More and more of the top 1% of taxpayers will be hit with delinquent tax assessments that are not based on facts and the law, but instead are rooted in the political pressure being put on the IRS.
The top 1% will soon discover something that the rest of us have known for a long time—being subject to the federal income tax is a problem because the IRS doesn’t need to prove anything but just make assessments that will be very expensive to fight.
It is time that they recall the words of Martin Niemoller, the WWI German submarine commander who went to a seminary, became a prominent minister, and was ultimately sent to a Nazi concentration camp where he died. Reverend Niemoller said:
First they came for the socialists, and I did not speak out—because I was not a socialist.
Then they came for the trade unionists, and I did not speak out— because I was not a trade unionist.
Then they came for the Jews, and I did not speak out—because I was not a Jew.
Then they came for me—and there was no one left to speak for me.
They are now coming for the top 1% of taxpayers.
As Abraham Lincoln said, “The best way to get a bad law repealed is to enforce it strictly.”
The federal income/payroll tax is a BAD LAW, and a lot more people are about to discover that they do indeed “have a dog in the fight.”
The solution—ENACT THE FAIRTAX. By eliminating the income tax, the FAIRtax eliminates the IRS and the abuses that come with it. With the FAIRtax, you pay your federal taxes at the cash register when you make retail purchases of new goods and services. No tax returns. No audits.
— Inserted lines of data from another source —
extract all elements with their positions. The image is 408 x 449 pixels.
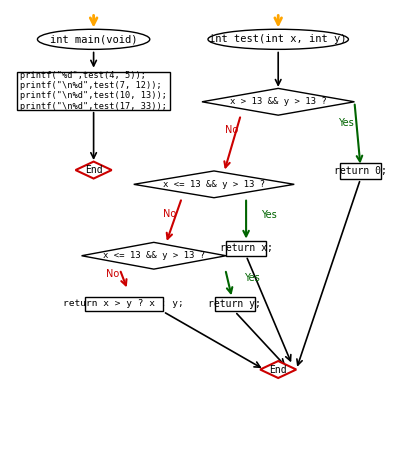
FancyBboxPatch shape — [18, 72, 170, 110]
Text: No: No — [163, 209, 176, 219]
FancyBboxPatch shape — [340, 163, 381, 179]
Text: Yes: Yes — [262, 210, 277, 220]
FancyBboxPatch shape — [84, 297, 163, 311]
Text: int main(void): int main(void) — [50, 34, 137, 44]
Ellipse shape — [38, 29, 150, 49]
Text: End: End — [269, 365, 287, 374]
Text: return 0;: return 0; — [334, 166, 387, 176]
Text: x <= 13 && y > 13 ?: x <= 13 && y > 13 ? — [163, 180, 265, 189]
Text: return y;: return y; — [208, 299, 261, 309]
Polygon shape — [202, 88, 355, 115]
Text: Yes: Yes — [338, 119, 354, 128]
Text: End: End — [85, 165, 102, 175]
Text: Yes: Yes — [244, 273, 260, 283]
Polygon shape — [75, 162, 112, 179]
FancyBboxPatch shape — [215, 297, 255, 311]
Text: No: No — [106, 269, 120, 279]
Polygon shape — [82, 242, 226, 269]
Text: No: No — [225, 125, 239, 135]
Text: printf("%d",test(4, 5));
printf("\n%d",test(7, 12));
printf("\n%d",test(10, 13)): printf("%d",test(4, 5)); printf("\n%d",t… — [20, 70, 167, 111]
Polygon shape — [260, 361, 296, 378]
FancyBboxPatch shape — [226, 241, 266, 255]
Text: x <= 13 && y > 13 ?: x <= 13 && y > 13 ? — [103, 251, 205, 260]
Ellipse shape — [208, 29, 348, 49]
Polygon shape — [134, 171, 294, 198]
Text: return x > y ? x : y;: return x > y ? x : y; — [63, 299, 184, 308]
Text: return x;: return x; — [220, 243, 273, 253]
Text: x > 13 && y > 13 ?: x > 13 && y > 13 ? — [230, 97, 326, 106]
Text: int test(int x, int y): int test(int x, int y) — [209, 34, 347, 44]
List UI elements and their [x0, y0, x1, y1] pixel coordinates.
If you have friends who don’t know about the FAIRtax, send them to FAIRtax.org. Have them watch the white boards under “How It Works” and, if they agree, ask them to please join us.
Then contact your Members of Congress and the President and demand that Congress pass -the FAIRtax—the only fair tax.
Remember, if we don't continue to tell the truth and demand a change, then this quote from George Orwell's 1984 may foretell our children's future:
“If you want a picture of the future, imagine a boot stamping on a human face—forever.”
Is it hopeless? When confronted with a seemingly impossible problem, remember the statement attributed to the author George Bernard Shaw who wrote, You see things; and you say “Why?” But I dream things that never were; and I say “Why not?”
Isn’t it time for us to ask, “Why not?”